The trunk branch has been updated by Richard Sandiford <rsandifo@gcc.gnu.org>: https://gcc.gnu.org/g:9db997e5ac4a206b9428eb2447fcdc90e37725f4 commit r15-3212-g9db997e5ac4a206b9428eb2447fcdc90e37725f4 Author: Richard Sandiford <richard.sandiford@arm.com> Date: Tue Aug 27 09:48:28 2024 +0100 lra: Don't apply eliminations to allocated registers [PR116321] The sequence of events in this PR is that: - the function has many addresses in which only a single hard base register is acceptable. Let's call the hard register H. - IRA allocates that register to one of the pseudo base registers. Let's call the pseudo register P. - Some of the other addresses that require H occur when P is still live. - LRA therefore has to spill P. - When it reallocates P, LRA chooses to use FRAME_POINTER_REGNUM, which has been eliminated to the stack pointer. (This is ok, since the frame register is free.) - Spilling P causes LRA to reprocess the instruction that uses P. - When reprocessing the address that has P as its base, LRA first applies the new allocation, to get FRAME_POINTER_REGNUM, and then applies the elimination, to get the stack pointer. The last step seems wrong: the elimination should only apply to pre-existing uses of FRAME_POINTER_REGNUM, not to uses that result from allocating pseudos. Applying both means that we get the wrong register number, and therefore the wrong class. The PR is about an existing testcase that fails with LRA on m86k. gcc/ PR middle-end/116321 * lra-constraints.cc (get_hard_regno): Only apply eliminations to existing hard registers. (get_reg_class): Likewise.
(In reply to GCC Commits from comment #6) > The PR is about an existing testcase that fails with LRA on m86k. > > gcc/ > PR middle-end/116321 > * lra-constraints.cc (get_hard_regno): Only apply eliminations > to existing hard registers. > (get_reg_class): Likewise. Hi Richard, as far as I can tell the bug is still somewhere in LRA. With your patch and -Os like in the initial report, the test compiles fine. But with -O0, it still breaks: $ avr-gcc -S lra-bug.c -O0 -mlra lra-bug.c:6:1: internal compiler error: in get_reload_reg, at lra-constraints.cc:755 6 | } | ^ gcc version 15.0.0 20240829 (experimental) (GCC) ...ok, the ICE is actually from a different place now (LRA instead of backend), so the remaining ICE is PR116326 I guess?
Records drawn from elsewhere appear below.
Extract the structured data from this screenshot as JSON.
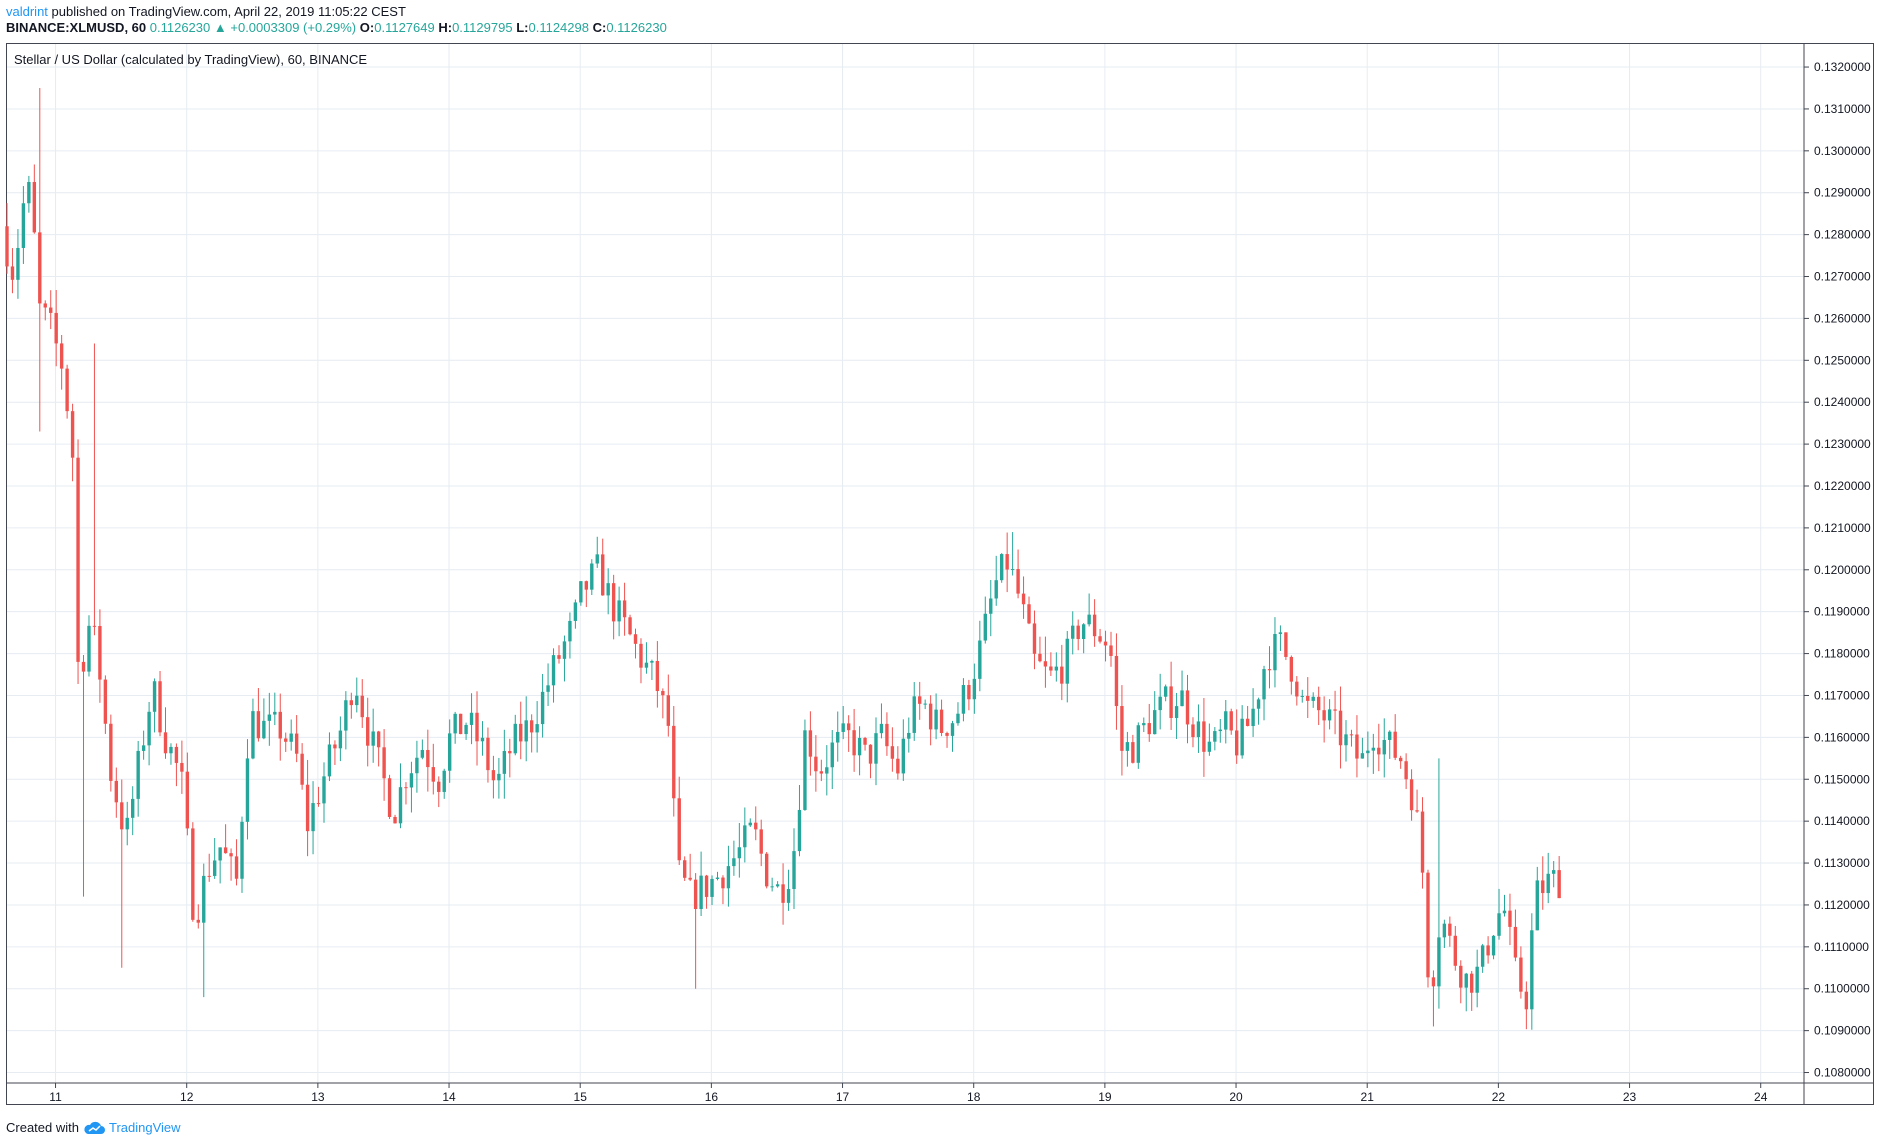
{
  "header": {
    "author": "valdrint",
    "published_text": "published on TradingView.com, April 22, 2019 11:05:22 CEST",
    "symbol_interval": "BINANCE:XLMUSD, 60",
    "last": "0.1126230",
    "change": "+0.0003309 (+0.29%)",
    "open_label": "O:",
    "open": "0.1127649",
    "high_label": "H:",
    "high": "0.1129795",
    "low_label": "L:",
    "low": "0.1124298",
    "close_label": "C:",
    "close": "0.1126230"
  },
  "footer": {
    "created_with": "Created with",
    "brand": "TradingView"
  },
  "colors": {
    "up": "#26a69a",
    "down": "#ef5350",
    "grid": "#e6ecf2",
    "axis_text": "#131722",
    "border": "#434651"
  },
  "chart_data": {
    "type": "candlestick",
    "title": "Stellar / US Dollar (calculated by TradingView), 60, BINANCE",
    "x_ticks": [
      "11",
      "12",
      "13",
      "14",
      "15",
      "16",
      "17",
      "18",
      "19",
      "20",
      "21",
      "22",
      "23",
      "24"
    ],
    "x_range_days": [
      10.63,
      24.33
    ],
    "y_range": [
      0.10775,
      0.13255
    ],
    "y_ticks": [
      0.108,
      0.109,
      0.11,
      0.111,
      0.112,
      0.113,
      0.114,
      0.115,
      0.116,
      0.117,
      0.118,
      0.119,
      0.12,
      0.121,
      0.122,
      0.123,
      0.124,
      0.125,
      0.126,
      0.127,
      0.128,
      0.129,
      0.13,
      0.131,
      0.132
    ],
    "y_tick_labels": [
      "0.1080000",
      "0.1090000",
      "0.1100000",
      "0.1110000",
      "0.1120000",
      "0.1130000",
      "0.1140000",
      "0.1150000",
      "0.1160000",
      "0.1170000",
      "0.1180000",
      "0.1190000",
      "0.1200000",
      "0.1210000",
      "0.1220000",
      "0.1230000",
      "0.1240000",
      "0.1250000",
      "0.1260000",
      "0.1270000",
      "0.1280000",
      "0.1290000",
      "0.1300000",
      "0.1310000",
      "0.1320000"
    ],
    "candle_interval_hours": 1,
    "path_key_points": [
      [
        10.63,
        0.1282
      ],
      [
        10.72,
        0.1271
      ],
      [
        10.82,
        0.1292
      ],
      [
        10.86,
        0.1287
      ],
      [
        10.92,
        0.1262
      ],
      [
        11.0,
        0.1258
      ],
      [
        11.1,
        0.1248
      ],
      [
        11.18,
        0.1225
      ],
      [
        11.22,
        0.1168
      ],
      [
        11.28,
        0.1188
      ],
      [
        11.36,
        0.1181
      ],
      [
        11.46,
        0.1152
      ],
      [
        11.58,
        0.1136
      ],
      [
        11.7,
        0.1158
      ],
      [
        11.78,
        0.1172
      ],
      [
        11.88,
        0.116
      ],
      [
        12.0,
        0.115
      ],
      [
        12.1,
        0.1117
      ],
      [
        12.22,
        0.113
      ],
      [
        12.3,
        0.1134
      ],
      [
        12.42,
        0.1125
      ],
      [
        12.52,
        0.1165
      ],
      [
        12.64,
        0.1162
      ],
      [
        12.76,
        0.1162
      ],
      [
        12.88,
        0.1155
      ],
      [
        12.96,
        0.1139
      ],
      [
        13.08,
        0.115
      ],
      [
        13.22,
        0.1162
      ],
      [
        13.32,
        0.1175
      ],
      [
        13.42,
        0.1162
      ],
      [
        13.54,
        0.115
      ],
      [
        13.62,
        0.1142
      ],
      [
        13.72,
        0.1152
      ],
      [
        13.84,
        0.1158
      ],
      [
        13.96,
        0.115
      ],
      [
        14.05,
        0.116
      ],
      [
        14.18,
        0.1164
      ],
      [
        14.3,
        0.1157
      ],
      [
        14.4,
        0.1148
      ],
      [
        14.52,
        0.1158
      ],
      [
        14.66,
        0.1163
      ],
      [
        14.76,
        0.117
      ],
      [
        14.86,
        0.1178
      ],
      [
        14.98,
        0.1186
      ],
      [
        15.06,
        0.1195
      ],
      [
        15.18,
        0.12
      ],
      [
        15.28,
        0.1192
      ],
      [
        15.4,
        0.1185
      ],
      [
        15.52,
        0.1178
      ],
      [
        15.62,
        0.1173
      ],
      [
        15.72,
        0.1162
      ],
      [
        15.78,
        0.1128
      ],
      [
        15.88,
        0.1122
      ],
      [
        15.98,
        0.1124
      ],
      [
        16.1,
        0.1127
      ],
      [
        16.24,
        0.1132
      ],
      [
        16.36,
        0.1138
      ],
      [
        16.46,
        0.1128
      ],
      [
        16.56,
        0.1123
      ],
      [
        16.66,
        0.113
      ],
      [
        16.76,
        0.1162
      ],
      [
        16.86,
        0.1152
      ],
      [
        16.98,
        0.1158
      ],
      [
        17.1,
        0.116
      ],
      [
        17.22,
        0.1155
      ],
      [
        17.34,
        0.116
      ],
      [
        17.46,
        0.1152
      ],
      [
        17.56,
        0.1165
      ],
      [
        17.66,
        0.1168
      ],
      [
        17.78,
        0.1162
      ],
      [
        17.9,
        0.1165
      ],
      [
        18.0,
        0.1172
      ],
      [
        18.1,
        0.1182
      ],
      [
        18.2,
        0.1196
      ],
      [
        18.3,
        0.1202
      ],
      [
        18.4,
        0.1192
      ],
      [
        18.5,
        0.1178
      ],
      [
        18.62,
        0.1174
      ],
      [
        18.74,
        0.1178
      ],
      [
        18.86,
        0.1188
      ],
      [
        18.96,
        0.1186
      ],
      [
        19.08,
        0.1182
      ],
      [
        19.16,
        0.1157
      ],
      [
        19.26,
        0.1158
      ],
      [
        19.38,
        0.1164
      ],
      [
        19.5,
        0.1168
      ],
      [
        19.62,
        0.117
      ],
      [
        19.74,
        0.1162
      ],
      [
        19.86,
        0.1157
      ],
      [
        19.96,
        0.1162
      ],
      [
        20.06,
        0.1158
      ],
      [
        20.16,
        0.1165
      ],
      [
        20.28,
        0.118
      ],
      [
        20.38,
        0.1182
      ],
      [
        20.48,
        0.1176
      ],
      [
        20.56,
        0.1167
      ],
      [
        20.68,
        0.1166
      ],
      [
        20.8,
        0.1162
      ],
      [
        20.9,
        0.1158
      ],
      [
        21.0,
        0.1154
      ],
      [
        21.08,
        0.1162
      ],
      [
        21.2,
        0.1158
      ],
      [
        21.3,
        0.1155
      ],
      [
        21.4,
        0.1145
      ],
      [
        21.46,
        0.113
      ],
      [
        21.52,
        0.1098
      ],
      [
        21.6,
        0.1118
      ],
      [
        21.7,
        0.1108
      ],
      [
        21.8,
        0.1102
      ],
      [
        21.9,
        0.1104
      ],
      [
        22.0,
        0.1115
      ],
      [
        22.08,
        0.112
      ],
      [
        22.18,
        0.1102
      ],
      [
        22.26,
        0.1098
      ],
      [
        22.32,
        0.1122
      ],
      [
        22.4,
        0.1125
      ],
      [
        22.47,
        0.1126
      ]
    ],
    "spikes": [
      {
        "day": 10.86,
        "high": 0.1315
      },
      {
        "day": 10.9,
        "low": 0.1233
      },
      {
        "day": 11.2,
        "low": 0.1122
      },
      {
        "day": 11.28,
        "high": 0.1254
      },
      {
        "day": 11.52,
        "low": 0.1105
      },
      {
        "day": 12.14,
        "low": 0.1098
      },
      {
        "day": 15.88,
        "low": 0.11
      },
      {
        "day": 18.28,
        "high": 0.1209
      },
      {
        "day": 21.55,
        "high": 0.1155
      },
      {
        "day": 21.52,
        "low": 0.1091
      }
    ]
  }
}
The master branch has been updated by Georg-Johann Lay <gjl@gcc.gnu.org>: https://gcc.gnu.org/g:e8378231bb88582274e641e57766da613fe067bd commit r15-3512-ge8378231bb88582274e641e57766da613fe067bd Author: Georg-Johann Lay <avr@gjlay.de> Date: Fri Sep 6 13:47:12 2024 +0200 AVR: lra/116321 - Add test case. PR rtl-optimization/116321 gcc/testsuite/ * gcc.target/avr/torture/lra-pr116321.c: New test.
Fixed by r15-3212. The remaining ICE is a different PR116326.